Plan of Care
Welcome! In this video we will be covering nursing care plans.
A nursing care plan is developed to guide nursing care for individual patients and communities. It serves as a model to give individualized care to a patient, or on a larger scale, direct care for a group of individuals.
It is not a medical diagnosis or medical plan, but it is a vital part of patient care.
Nursing care plans have changed and evolved over the years as nursing practices have advanced. This is based on evidence, science, trends in the population, community health concerns, and other health needs as they arise.
The nursing care plan consists of 5 steps that follow the acronym ‘AD-PIE’… Assessment, Diagnosis, Planning, Intervention, and Evaluation.
The first and most important part of a nursing care plan is the assessment. When a patient or population interfaces with healthcare, or when a healthcare professional sees a need, the first step is to gather data.
Let’s start with the patient report, which is the subjective data. This is what the patient reports to the nurse as the problem. The patient also gives the nurse their past medical history, and a variety of questions can be asked at this time as to the status of their current state of health.
Next, the nurse verifies the patient report by collecting objective data, the measurable data of the physical assessment, such as vital signs, height and weight.
The physical assessment of a patient to develop a plan of care utilizes the tools of: Inspection, Percussion, Palpation, Auscultation, and performance of minor testing, to gather data about the patient to form a nursing diagnosis.
Inspection simply means to look at the patient. Look at their posture, skin, signs of distress, lumps, bumps, bruises, deformities, and make a note of anything you find. Always compare one side of the body to another and inquire if this is the patient’s baseline. Often the subjective questions a patient is asked about their health history can be gathered while their physical assessment is performed.
Percussion is a technique where you use your hands to elicit certain types of sounds by tapping on your fingers as they are placed on various parts of the patient’s body. For example, you would expect to percuss dullness over bone or an organ, and tympani over the intestines. If the opposite is found, this may be an abnormal finding.
Palpation is touching the patient and pressing in. Light palpation is about an inch, deeper palpation about 1.5 to 2 inches. This can help us feel something abnormal or elicit a pain response from the patient.
Auscultation involves using a stethoscope to listen for sounds such as the heartbeat, or breathing of the lungs.
Some minor testing can also be done, such as using a reflex hammer to test reflexes or observing a patient’s gait as they walk across the room.

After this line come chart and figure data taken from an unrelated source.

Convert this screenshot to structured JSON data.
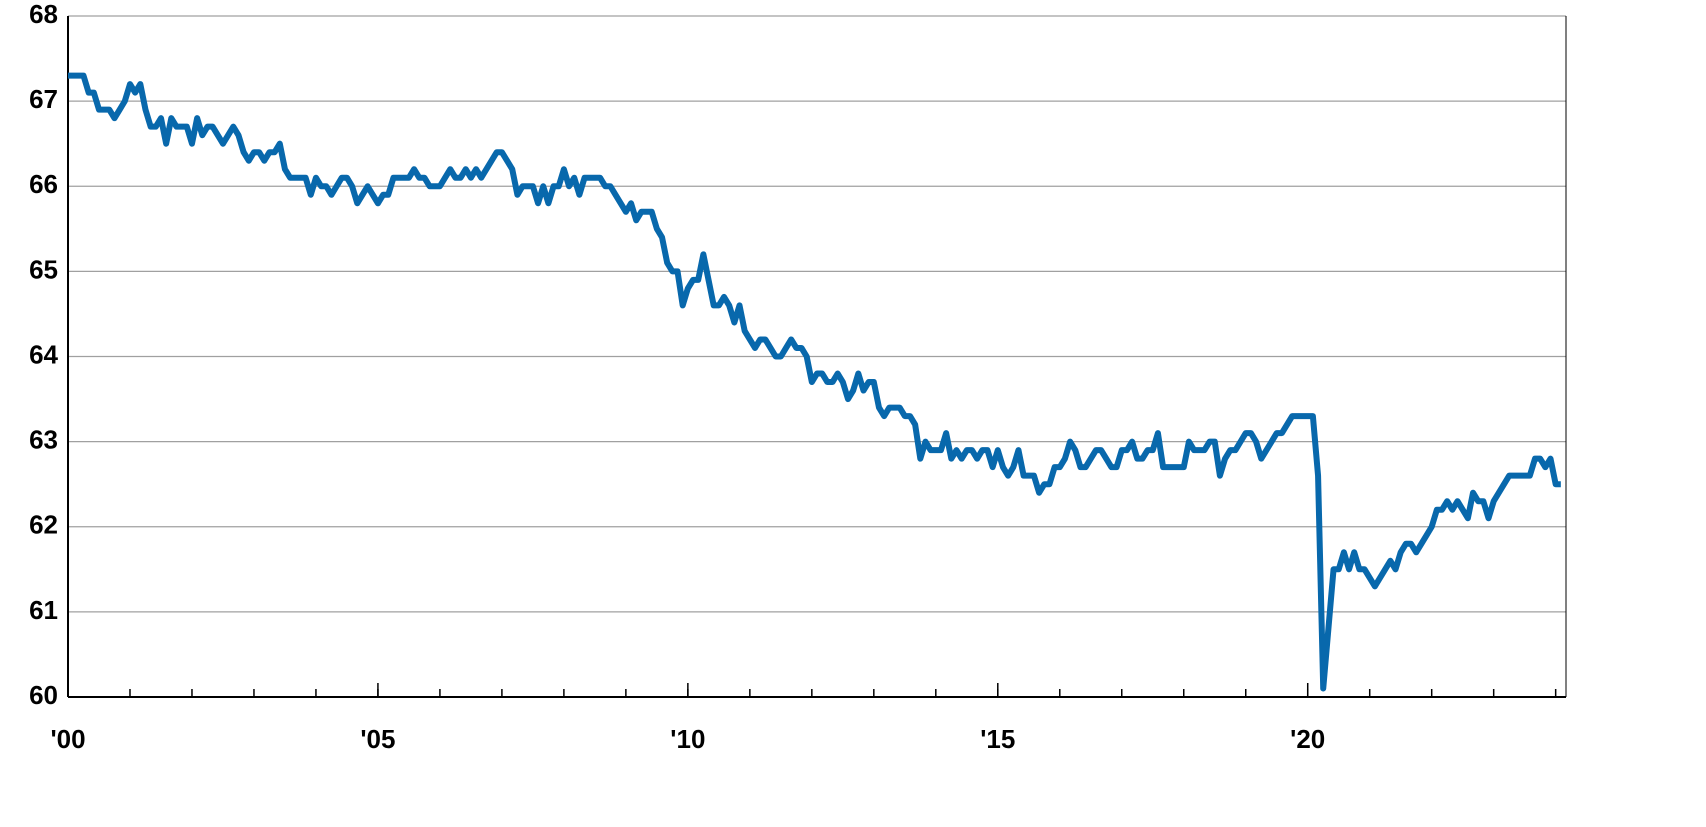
{
  "chart_data": {
    "type": "line",
    "categories": [
      "'00",
      null,
      null,
      null,
      null,
      null,
      null,
      null,
      null,
      null,
      null,
      null,
      null,
      null,
      null,
      null,
      null,
      null,
      null,
      null,
      null,
      null,
      null,
      null,
      null,
      null,
      null,
      null,
      null,
      null,
      null,
      null,
      null,
      null,
      null,
      null,
      null,
      null,
      null,
      null,
      null,
      null,
      null,
      null,
      null,
      null,
      null,
      null,
      null,
      null,
      null,
      null,
      null,
      null,
      null,
      null,
      null,
      null,
      null,
      null,
      "'05",
      null,
      null,
      null,
      null,
      null,
      null,
      null,
      null,
      null,
      null,
      null,
      null,
      null,
      null,
      null,
      null,
      null,
      null,
      null,
      null,
      null,
      null,
      null,
      null,
      null,
      null,
      null,
      null,
      null,
      null,
      null,
      null,
      null,
      null,
      null,
      null,
      null,
      null,
      null,
      null,
      null,
      null,
      null,
      null,
      null,
      null,
      null,
      null,
      null,
      null,
      null,
      null,
      null,
      null,
      null,
      null,
      null,
      null,
      null,
      "'10",
      null,
      null,
      null,
      null,
      null,
      null,
      null,
      null,
      null,
      null,
      null,
      null,
      null,
      null,
      null,
      null,
      null,
      null,
      null,
      null,
      null,
      null,
      null,
      null,
      null,
      null,
      null,
      null,
      null,
      null,
      null,
      null,
      null,
      null,
      null,
      null,
      null,
      null,
      null,
      null,
      null,
      null,
      null,
      null,
      null,
      null,
      null,
      null,
      null,
      null,
      null,
      null,
      null,
      null,
      null,
      null,
      null,
      null,
      null,
      "'15",
      null,
      null,
      null,
      null,
      null,
      null,
      null,
      null,
      null,
      null,
      null,
      null,
      null,
      null,
      null,
      null,
      null,
      null,
      null,
      null,
      null,
      null,
      null,
      null,
      null,
      null,
      null,
      null,
      null,
      null,
      null,
      null,
      null,
      null,
      null,
      null,
      null,
      null,
      null,
      null,
      null,
      null,
      null,
      null,
      null,
      null,
      null,
      null,
      null,
      null,
      null,
      null,
      null,
      null,
      null,
      null,
      null,
      null,
      null,
      "'20",
      null,
      null,
      null,
      null,
      null,
      null,
      null,
      null,
      null,
      null,
      null,
      null,
      null,
      null,
      null,
      null,
      null,
      null,
      null,
      null,
      null,
      null,
      null,
      null,
      null,
      null,
      null,
      null,
      null,
      null,
      null,
      null,
      null,
      null,
      null,
      null,
      null,
      null,
      null,
      null,
      null,
      null,
      null,
      null,
      null,
      null,
      null,
      null,
      null
    ],
    "values": [
      67.3,
      67.3,
      67.3,
      67.3,
      67.1,
      67.1,
      66.9,
      66.9,
      66.9,
      66.8,
      66.9,
      67.0,
      67.2,
      67.1,
      67.2,
      66.9,
      66.7,
      66.7,
      66.8,
      66.5,
      66.8,
      66.7,
      66.7,
      66.7,
      66.5,
      66.8,
      66.6,
      66.7,
      66.7,
      66.6,
      66.5,
      66.6,
      66.7,
      66.6,
      66.4,
      66.3,
      66.4,
      66.4,
      66.3,
      66.4,
      66.4,
      66.5,
      66.2,
      66.1,
      66.1,
      66.1,
      66.1,
      65.9,
      66.1,
      66.0,
      66.0,
      65.9,
      66.0,
      66.1,
      66.1,
      66.0,
      65.8,
      65.9,
      66.0,
      65.9,
      65.8,
      65.9,
      65.9,
      66.1,
      66.1,
      66.1,
      66.1,
      66.2,
      66.1,
      66.1,
      66.0,
      66.0,
      66.0,
      66.1,
      66.2,
      66.1,
      66.1,
      66.2,
      66.1,
      66.2,
      66.1,
      66.2,
      66.3,
      66.4,
      66.4,
      66.3,
      66.2,
      65.9,
      66.0,
      66.0,
      66.0,
      65.8,
      66.0,
      65.8,
      66.0,
      66.0,
      66.2,
      66.0,
      66.1,
      65.9,
      66.1,
      66.1,
      66.1,
      66.1,
      66.0,
      66.0,
      65.9,
      65.8,
      65.7,
      65.8,
      65.6,
      65.7,
      65.7,
      65.7,
      65.5,
      65.4,
      65.1,
      65.0,
      65.0,
      64.6,
      64.8,
      64.9,
      64.9,
      65.2,
      64.9,
      64.6,
      64.6,
      64.7,
      64.6,
      64.4,
      64.6,
      64.3,
      64.2,
      64.1,
      64.2,
      64.2,
      64.1,
      64.0,
      64.0,
      64.1,
      64.2,
      64.1,
      64.1,
      64.0,
      63.7,
      63.8,
      63.8,
      63.7,
      63.7,
      63.8,
      63.7,
      63.5,
      63.6,
      63.8,
      63.6,
      63.7,
      63.7,
      63.4,
      63.3,
      63.4,
      63.4,
      63.4,
      63.3,
      63.3,
      63.2,
      62.8,
      63.0,
      62.9,
      62.9,
      62.9,
      63.1,
      62.8,
      62.9,
      62.8,
      62.9,
      62.9,
      62.8,
      62.9,
      62.9,
      62.7,
      62.9,
      62.7,
      62.6,
      62.7,
      62.9,
      62.6,
      62.6,
      62.6,
      62.4,
      62.5,
      62.5,
      62.7,
      62.7,
      62.8,
      63.0,
      62.9,
      62.7,
      62.7,
      62.8,
      62.9,
      62.9,
      62.8,
      62.7,
      62.7,
      62.9,
      62.9,
      63.0,
      62.8,
      62.8,
      62.9,
      62.9,
      63.1,
      62.7,
      62.7,
      62.7,
      62.7,
      62.7,
      63.0,
      62.9,
      62.9,
      62.9,
      63.0,
      63.0,
      62.6,
      62.8,
      62.9,
      62.9,
      63.0,
      63.1,
      63.1,
      63.0,
      62.8,
      62.9,
      63.0,
      63.1,
      63.1,
      63.2,
      63.3,
      63.3,
      63.3,
      63.3,
      63.3,
      62.6,
      60.1,
      60.8,
      61.5,
      61.5,
      61.7,
      61.5,
      61.7,
      61.5,
      61.5,
      61.4,
      61.3,
      61.4,
      61.5,
      61.6,
      61.5,
      61.7,
      61.8,
      61.8,
      61.7,
      61.8,
      61.9,
      62.0,
      62.2,
      62.2,
      62.3,
      62.2,
      62.3,
      62.2,
      62.1,
      62.4,
      62.3,
      62.3,
      62.1,
      62.3,
      62.4,
      62.5,
      62.6,
      62.6,
      62.6,
      62.6,
      62.6,
      62.8,
      62.8,
      62.7,
      62.8,
      62.5,
      62.5
    ],
    "color": "#0868ac",
    "ylim": [
      60,
      68
    ],
    "yticks": [
      60,
      61,
      62,
      63,
      64,
      65,
      66,
      67,
      68
    ],
    "grid": true
  }
}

Once all the subjective and objective data have been gathered, a nursing diagnosis can be created based on problems or potential problems you assess. Nursing diagnoses are a way of identifying actual or potential health problems that can be prevented or resolved by independent nursing intervention. The North American Nursing Diagnosis Association (NANDA) provides nurses with a current list of nursing diagnoses.

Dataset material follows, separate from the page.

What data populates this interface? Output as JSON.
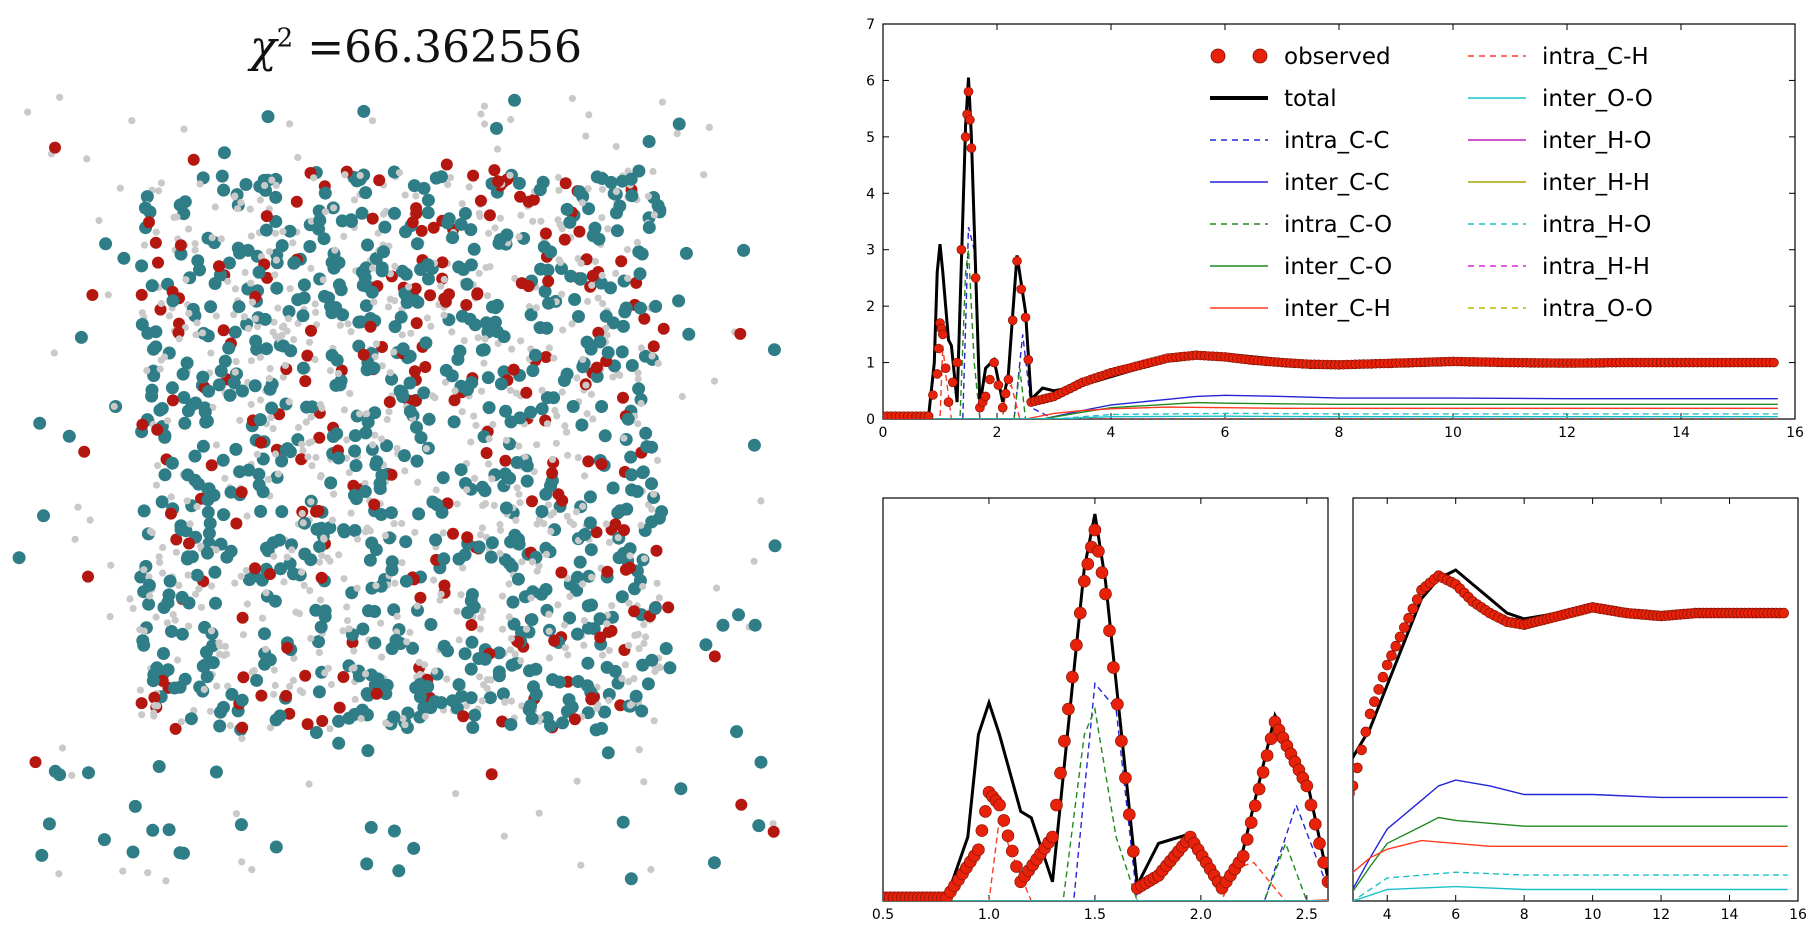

The next stage in the nursing care plan is the planning stage, where goals and outcomes are formulated. These patient-specific goals provide a course of direction for a personalized plan of care. Goals should be specific, measurable, attainable, realistic, and timely.
The fourth step in the nursing care plan is intervention. Intervention involves actually doing the care the patient requires, such as administering medication or turning the patient in bed. Rationales for these interventions are included to show that the intervention is evidence-based.
The last step of the nursing care plan is evaluation of the interventions. Based on the patient’s response to the interventions, they can continue or be reassessed if not achieving the expected outcome.
Nursing diagnoses do not always have to be an actual problem. They can also be a potential problem, or a lack of knowledge regarding health, or something the patient may be at risk for, such as in prolonged bed rest, which may cause them to be at risk for skin breakdown.
Currently, in addition to using the standard linear way to document a nursing care plan, we have seen the development of nursing care planning through concept mapping, which is just another way to look at the assessment, plan interventions, and evaluation through a map of sorts versus the standard linear way of writing them.
Thanks for watching, and happy studying!